Hi all, I am pretty new to Ember and i encountered a problem which I worked around but I am very curious about it. I have the following route:

export default Ember.Route.extend( {
   model: function(params) {
      this.store.unloadAll('apiary');
      this.store.unloadAll('beehive');
      this.store.adapterFor('beehive').set('namespace', 'api/v1/apiaries/' + params.apiary_name.replace(/ /g, "."));
     var hives = this.store.find('beehive');
     this.store.adapterFor('beehive').set('namespace', 'api/v1');
     return Ember.RSVP.hash({
             apiary: this.store.find('apiary', params.apiary_name.replace(/ /g, ".")),
             beehives: hives
  });

},
actions:{
showLineChart: function(type, beehiveId) {      
  var self=this;   
  self.controller.set('lineChartData', this.store.find('beehive_inspection', {by_beehive: beehiveId})); // returns nothing
  this.store.find('beehive_inspection', {by_beehive: beehiveId}).then(function(a) {
    self.controller.set('lineChartData', a.get('content')); //returns ok 
  });
}

} });

The model hook works just fine and returned all the data correctly. However when the showLineChart action is called (from a component) if I try to access the store again using store find without handling its response, the returned value is always empty although i can see the request is made in my back end. To get the data i had to handle the response and get its content. Any idea why this happens ?

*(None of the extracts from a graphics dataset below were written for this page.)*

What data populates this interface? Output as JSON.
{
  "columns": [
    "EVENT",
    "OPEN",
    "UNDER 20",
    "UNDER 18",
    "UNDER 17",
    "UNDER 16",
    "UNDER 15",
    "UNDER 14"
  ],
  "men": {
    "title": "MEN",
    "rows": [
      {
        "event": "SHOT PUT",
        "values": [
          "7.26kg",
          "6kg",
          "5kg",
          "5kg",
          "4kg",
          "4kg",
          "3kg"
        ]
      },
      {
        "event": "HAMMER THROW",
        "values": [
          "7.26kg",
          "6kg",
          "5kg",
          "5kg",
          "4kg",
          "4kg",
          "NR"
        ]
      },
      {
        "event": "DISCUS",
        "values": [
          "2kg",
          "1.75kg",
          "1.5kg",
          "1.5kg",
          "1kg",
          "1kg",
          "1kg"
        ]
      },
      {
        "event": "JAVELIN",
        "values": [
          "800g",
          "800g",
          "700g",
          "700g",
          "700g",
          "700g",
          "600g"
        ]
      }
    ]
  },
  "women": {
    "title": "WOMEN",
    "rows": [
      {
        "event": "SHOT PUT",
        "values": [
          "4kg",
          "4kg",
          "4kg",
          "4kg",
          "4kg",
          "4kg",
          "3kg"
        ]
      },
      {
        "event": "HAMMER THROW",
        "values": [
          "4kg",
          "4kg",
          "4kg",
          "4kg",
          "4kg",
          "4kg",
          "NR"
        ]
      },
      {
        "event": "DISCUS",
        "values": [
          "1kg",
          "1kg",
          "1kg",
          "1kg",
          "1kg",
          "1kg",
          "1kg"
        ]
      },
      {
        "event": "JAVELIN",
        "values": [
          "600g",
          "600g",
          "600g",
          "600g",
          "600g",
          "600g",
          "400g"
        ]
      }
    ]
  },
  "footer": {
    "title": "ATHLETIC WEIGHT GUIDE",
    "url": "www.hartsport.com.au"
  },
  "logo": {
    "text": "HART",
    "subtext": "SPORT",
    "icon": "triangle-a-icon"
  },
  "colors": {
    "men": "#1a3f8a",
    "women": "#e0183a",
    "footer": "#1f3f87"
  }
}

How I understand it, although I could be mistaken:

The model hook expects to return a promise, so it handles the promise behind the scenes to get the data from it. When accessing data returned through promises in most other cases, eg. with find(), you need to explicitly handle the promise and act on the result.

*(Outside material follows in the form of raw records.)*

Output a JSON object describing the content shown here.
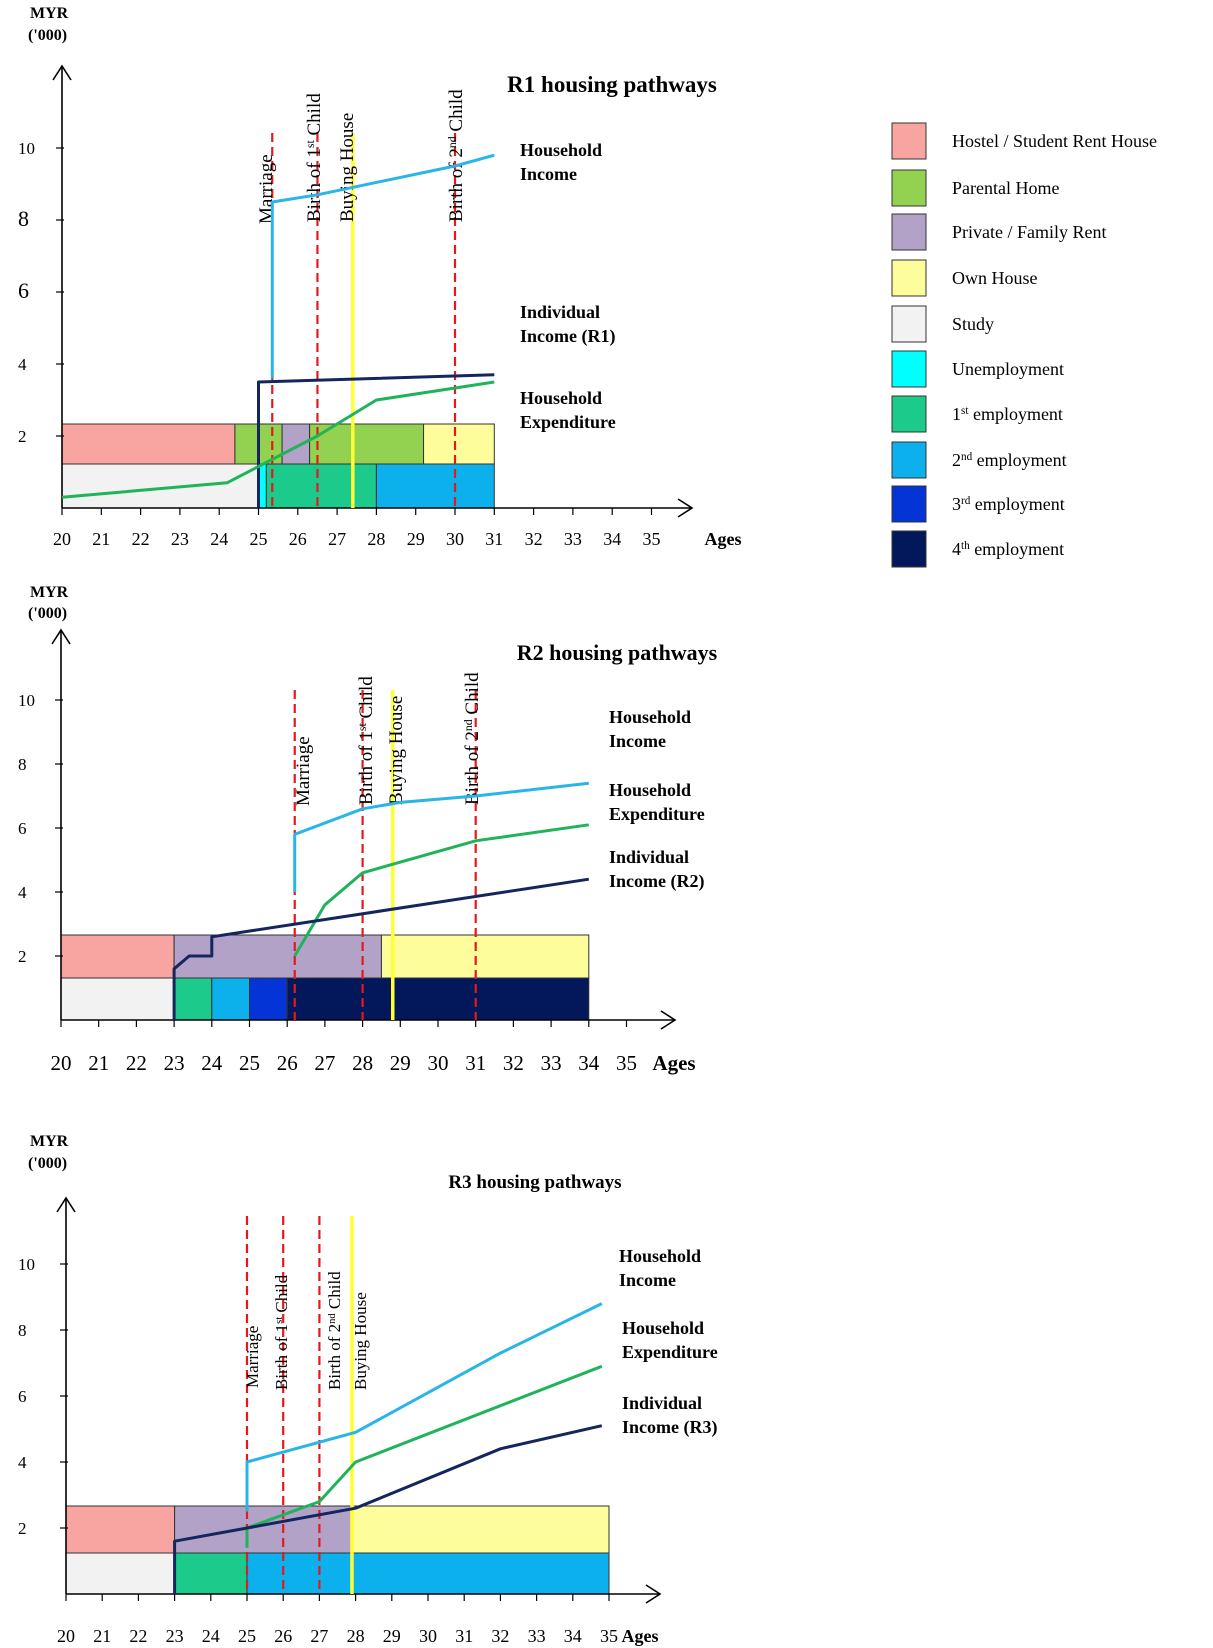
{
  "legend": {
    "items": [
      {
        "label": "Hostel / Student Rent House",
        "color": "#f8a4a0"
      },
      {
        "label": "Parental Home",
        "color": "#93d150"
      },
      {
        "label": "Private / Family Rent",
        "color": "#b3a2c7"
      },
      {
        "label": "Own House",
        "color": "#fdfd9b"
      },
      {
        "label": "Study",
        "color": "#f2f2f2"
      },
      {
        "label": "Unemployment",
        "color": "#00ffff"
      },
      {
        "label": "1st employment",
        "color": "#1ccb8b"
      },
      {
        "label": "2nd employment",
        "color": "#0cb0ec"
      },
      {
        "label": "3rd employment",
        "color": "#0433d6"
      },
      {
        "label": "4th employment",
        "color": "#03175b"
      }
    ]
  },
  "colors": {
    "household_income": "#29b5e8",
    "household_expenditure": "#1fb35a",
    "individual_income": "#14265e",
    "event_line": "#e31a1c",
    "buying_line": "#ffff33"
  },
  "chart_data": [
    {
      "type": "line",
      "title": "R1 housing pathways",
      "ylabel": "MYR\n('000)",
      "xlabel": "Ages",
      "x_ticks": [
        "20",
        "21",
        "22",
        "23",
        "24",
        "25",
        "26",
        "27",
        "28",
        "29",
        "30",
        "31",
        "32",
        "33",
        "34",
        "35"
      ],
      "y_ticks": [
        "2",
        "4",
        "6",
        "8",
        "10"
      ],
      "xlim": [
        20,
        35
      ],
      "ylim": [
        0,
        10
      ],
      "series": [
        {
          "name": "Household Income",
          "points": [
            [
              25.35,
              3.6
            ],
            [
              25.35,
              8.5
            ],
            [
              26.5,
              8.7
            ],
            [
              30,
              9.5
            ],
            [
              31,
              9.8
            ]
          ]
        },
        {
          "name": "Individual Income (R1)",
          "points": [
            [
              25,
              0
            ],
            [
              25,
              3.5
            ],
            [
              31,
              3.7
            ]
          ]
        },
        {
          "name": "Household Expenditure",
          "points": [
            [
              20,
              0.3
            ],
            [
              24.2,
              0.7
            ],
            [
              26.5,
              2
            ],
            [
              28,
              3
            ],
            [
              31,
              3.5
            ]
          ]
        }
      ],
      "events": [
        {
          "label": "Marriage",
          "x": 25.35
        },
        {
          "label": "Birth of 1st Child",
          "x": 26.5
        },
        {
          "label": "Buying House",
          "x": 27.4
        },
        {
          "label": "Birth of 2nd Child",
          "x": 30
        }
      ],
      "housing": [
        {
          "from": 20,
          "to": 24.4,
          "category": "Hostel / Student Rent House"
        },
        {
          "from": 24.4,
          "to": 25.6,
          "category": "Parental Home"
        },
        {
          "from": 25.6,
          "to": 26.3,
          "category": "Private / Family Rent"
        },
        {
          "from": 26.3,
          "to": 29.2,
          "category": "Parental Home"
        },
        {
          "from": 29.2,
          "to": 31,
          "category": "Own House"
        }
      ],
      "employment": [
        {
          "from": 20,
          "to": 25,
          "category": "Study"
        },
        {
          "from": 25,
          "to": 25.2,
          "category": "Unemployment"
        },
        {
          "from": 25.2,
          "to": 28,
          "category": "1st employment"
        },
        {
          "from": 28,
          "to": 31,
          "category": "2nd employment"
        }
      ]
    },
    {
      "type": "line",
      "title": "R2 housing pathways",
      "ylabel": "MYR\n('000)",
      "xlabel": "Ages",
      "x_ticks": [
        "20",
        "21",
        "22",
        "23",
        "24",
        "25",
        "26",
        "27",
        "28",
        "29",
        "30",
        "31",
        "32",
        "33",
        "34",
        "35"
      ],
      "y_ticks": [
        "2",
        "4",
        "6",
        "8",
        "10"
      ],
      "xlim": [
        20,
        35
      ],
      "ylim": [
        0,
        10
      ],
      "series": [
        {
          "name": "Household Income",
          "points": [
            [
              26.2,
              4
            ],
            [
              26.2,
              5.8
            ],
            [
              28,
              6.6
            ],
            [
              29,
              6.8
            ],
            [
              31,
              7
            ],
            [
              34,
              7.4
            ]
          ]
        },
        {
          "name": "Household Expenditure",
          "points": [
            [
              26.2,
              2
            ],
            [
              27,
              3.6
            ],
            [
              28,
              4.6
            ],
            [
              31,
              5.6
            ],
            [
              34,
              6.1
            ]
          ]
        },
        {
          "name": "Individual Income (R2)",
          "points": [
            [
              23,
              0
            ],
            [
              23,
              1.6
            ],
            [
              23.4,
              2
            ],
            [
              24,
              2
            ],
            [
              24,
              2.6
            ],
            [
              34,
              4.4
            ]
          ]
        }
      ],
      "events": [
        {
          "label": "Marriage",
          "x": 26.2
        },
        {
          "label": "Birth of 1st Child",
          "x": 28
        },
        {
          "label": "Buying  House",
          "x": 28.8
        },
        {
          "label": "Birth of 2nd Child",
          "x": 31
        }
      ],
      "housing": [
        {
          "from": 20,
          "to": 23,
          "category": "Hostel / Student Rent House"
        },
        {
          "from": 23,
          "to": 28.5,
          "category": "Private / Family Rent"
        },
        {
          "from": 28.5,
          "to": 34,
          "category": "Own House"
        }
      ],
      "employment": [
        {
          "from": 20,
          "to": 23,
          "category": "Study"
        },
        {
          "from": 23,
          "to": 24,
          "category": "1st employment"
        },
        {
          "from": 24,
          "to": 25,
          "category": "2nd employment"
        },
        {
          "from": 25,
          "to": 26,
          "category": "3rd employment"
        },
        {
          "from": 26,
          "to": 34,
          "category": "4th employment"
        }
      ]
    },
    {
      "type": "line",
      "title": "R3 housing pathways",
      "ylabel": "MYR\n('000)",
      "xlabel": "Ages",
      "x_ticks": [
        "20",
        "21",
        "22",
        "23",
        "24",
        "25",
        "26",
        "27",
        "28",
        "29",
        "30",
        "31",
        "32",
        "33",
        "34",
        "35"
      ],
      "y_ticks": [
        "2",
        "4",
        "6",
        "8",
        "10"
      ],
      "xlim": [
        20,
        35
      ],
      "ylim": [
        0,
        10
      ],
      "series": [
        {
          "name": "Household Income",
          "points": [
            [
              25,
              2.5
            ],
            [
              25,
              4
            ],
            [
              28,
              4.9
            ],
            [
              32,
              7.3
            ],
            [
              34.8,
              8.8
            ]
          ]
        },
        {
          "name": "Household Expenditure",
          "points": [
            [
              25,
              1.4
            ],
            [
              25,
              2
            ],
            [
              26,
              2.4
            ],
            [
              27,
              2.8
            ],
            [
              28,
              4
            ],
            [
              34.8,
              6.9
            ]
          ]
        },
        {
          "name": "Individual Income (R3)",
          "points": [
            [
              23,
              0
            ],
            [
              23,
              1.6
            ],
            [
              28,
              2.6
            ],
            [
              32,
              4.4
            ],
            [
              34.8,
              5.1
            ]
          ]
        }
      ],
      "events": [
        {
          "label": "Marriage",
          "x": 25
        },
        {
          "label": "Birth of 1st Child",
          "x": 26
        },
        {
          "label": "Birth of 2nd Child",
          "x": 27
        },
        {
          "label": "Buying  House",
          "x": 27.9
        }
      ],
      "housing": [
        {
          "from": 20,
          "to": 23,
          "category": "Hostel / Student Rent House"
        },
        {
          "from": 23,
          "to": 27.9,
          "category": "Private / Family Rent"
        },
        {
          "from": 27.9,
          "to": 35,
          "category": "Own House"
        }
      ],
      "employment": [
        {
          "from": 20,
          "to": 23,
          "category": "Study"
        },
        {
          "from": 23,
          "to": 25,
          "category": "1st employment"
        },
        {
          "from": 25,
          "to": 35,
          "category": "2nd employment"
        }
      ]
    }
  ]
}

Ember.set expects a value, not a promise, so the promise gets set as the value, not the data returned from the server by the prom. As you have it in your first example, I would expect that inspecting lineChartData in the controller would reveal the promise object, not the data or nothing.

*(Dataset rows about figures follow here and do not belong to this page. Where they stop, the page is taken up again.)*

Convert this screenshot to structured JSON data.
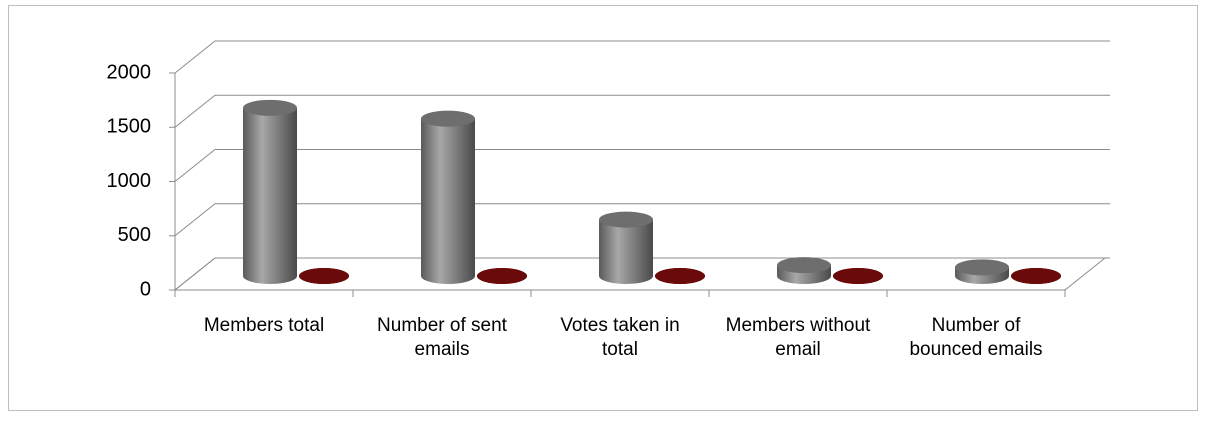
{
  "chart_data": {
    "type": "bar3d",
    "categories": [
      "Members total",
      "Number of sent emails",
      "Votes taken in total",
      "Members without email",
      "Number of bounced emails"
    ],
    "series": [
      {
        "color": "#7f7f7f",
        "values": [
          1550,
          1450,
          520,
          100,
          80
        ]
      },
      {
        "color": "#7a0c0c",
        "values": [
          0,
          0,
          0,
          0,
          0
        ]
      }
    ],
    "ylim": [
      0,
      2000
    ],
    "yticks": [
      0,
      500,
      1000,
      1500,
      2000
    ],
    "grid": true
  }
}
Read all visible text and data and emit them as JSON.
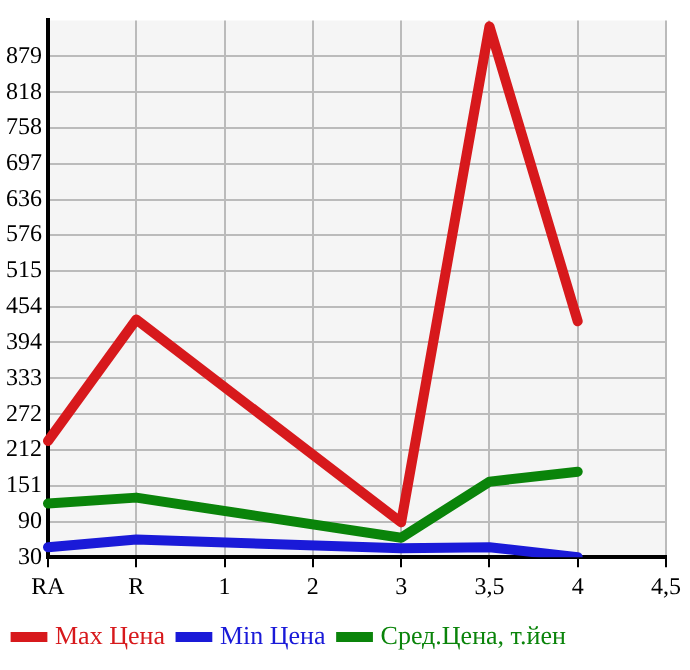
{
  "chart_data": {
    "type": "line",
    "categories": [
      "RA",
      "R",
      "1",
      "2",
      "3",
      "3,5",
      "4",
      "4,5"
    ],
    "series": [
      {
        "name": "Max Цена",
        "color": "#d7191c",
        "values": [
          227,
          433,
          null,
          null,
          89,
          930,
          430,
          null
        ]
      },
      {
        "name": "Min Цена",
        "color": "#1a1ad8",
        "values": [
          47,
          60,
          null,
          null,
          45,
          47,
          30,
          null
        ]
      },
      {
        "name": "Сред.Цена, т.йен",
        "color": "#0a840a",
        "values": [
          121,
          131,
          null,
          null,
          63,
          158,
          175,
          null
        ]
      }
    ],
    "ylim": [
      30,
      940
    ],
    "yticks": [
      30,
      90,
      151,
      212,
      272,
      333,
      394,
      454,
      515,
      576,
      636,
      697,
      758,
      818,
      879
    ],
    "grid": true,
    "legend": "bottom",
    "marker": "none",
    "line_style": "solid"
  }
}
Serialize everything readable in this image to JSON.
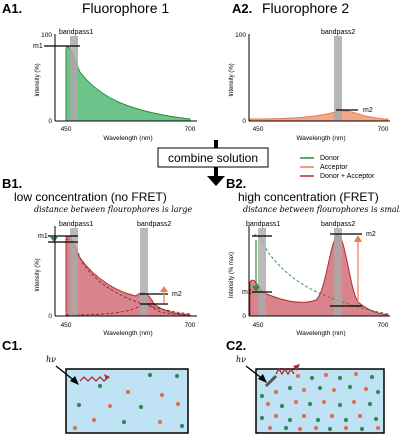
{
  "panels": {
    "a1": {
      "label": "A1.",
      "title": "Fluorophore 1",
      "band": "bandpass1",
      "marker": "m1"
    },
    "a2": {
      "label": "A2.",
      "title": "Fluorophore 2",
      "band": "bandpass2",
      "marker": "m2"
    },
    "b1": {
      "label": "B1.",
      "title": "low concentration (no FRET)",
      "subtitle": "distance between flourophores is large",
      "band1": "bandpass1",
      "band2": "bandpass2",
      "marker1": "m1",
      "marker2": "m2"
    },
    "b2": {
      "label": "B2.",
      "title": "high concentration (FRET)",
      "subtitle": "distance between flourophores is small",
      "band1": "bandpass1",
      "band2": "bandpass2",
      "marker1": "m1",
      "marker2": "m2"
    },
    "c1": {
      "label": "C1.",
      "hv": "hν"
    },
    "c2": {
      "label": "C2.",
      "hv": "hν"
    }
  },
  "axes": {
    "ylabel": "Intensity (%)",
    "ylabel_max": "Intensity (% max)",
    "xlabel": "Wavelength (nm)",
    "x_min": "450",
    "x_max": "700",
    "y_max": "100",
    "y_min": "0"
  },
  "center": {
    "combine": "combine solution"
  },
  "legend": [
    {
      "label": "Donor",
      "color": "#2e8b3f"
    },
    {
      "label": "Acceptor",
      "color": "#f07a52"
    },
    {
      "label": "Donor + Acceptor",
      "color": "#b02a30"
    }
  ],
  "colors": {
    "donor_fill": "#6cc48a",
    "acceptor_fill": "#f5a889",
    "sum_fill": "#d9848c",
    "band": "#a9a9a9",
    "box_fill": "#bfe3f5",
    "donor_dot": "#2e8b57",
    "acceptor_dot": "#e0704f"
  }
}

Presumably (although I haven’t tested it) you may be able to do something like

showLineChart: function(type, beehiveId) {      
  var self=this;   
  self.controller.set('lineChartData', this.store.find('beehive_inspection', {by_beehive: beehiveId}).then(function(resp){ return resp.get('content'); }));
}

(handle the promise inside the set) but that’s really hard to read (I’m not sure I have all the parentheses correct), fragile even if it does work (what if the promise returns a failed result?), and I definitely don’t recommend it. I’d stick with setting the property inside the promise handler as you have in your second example.

A general rule of thumb is that if a method doesn’t expect a promise, it won’t know what to do with one.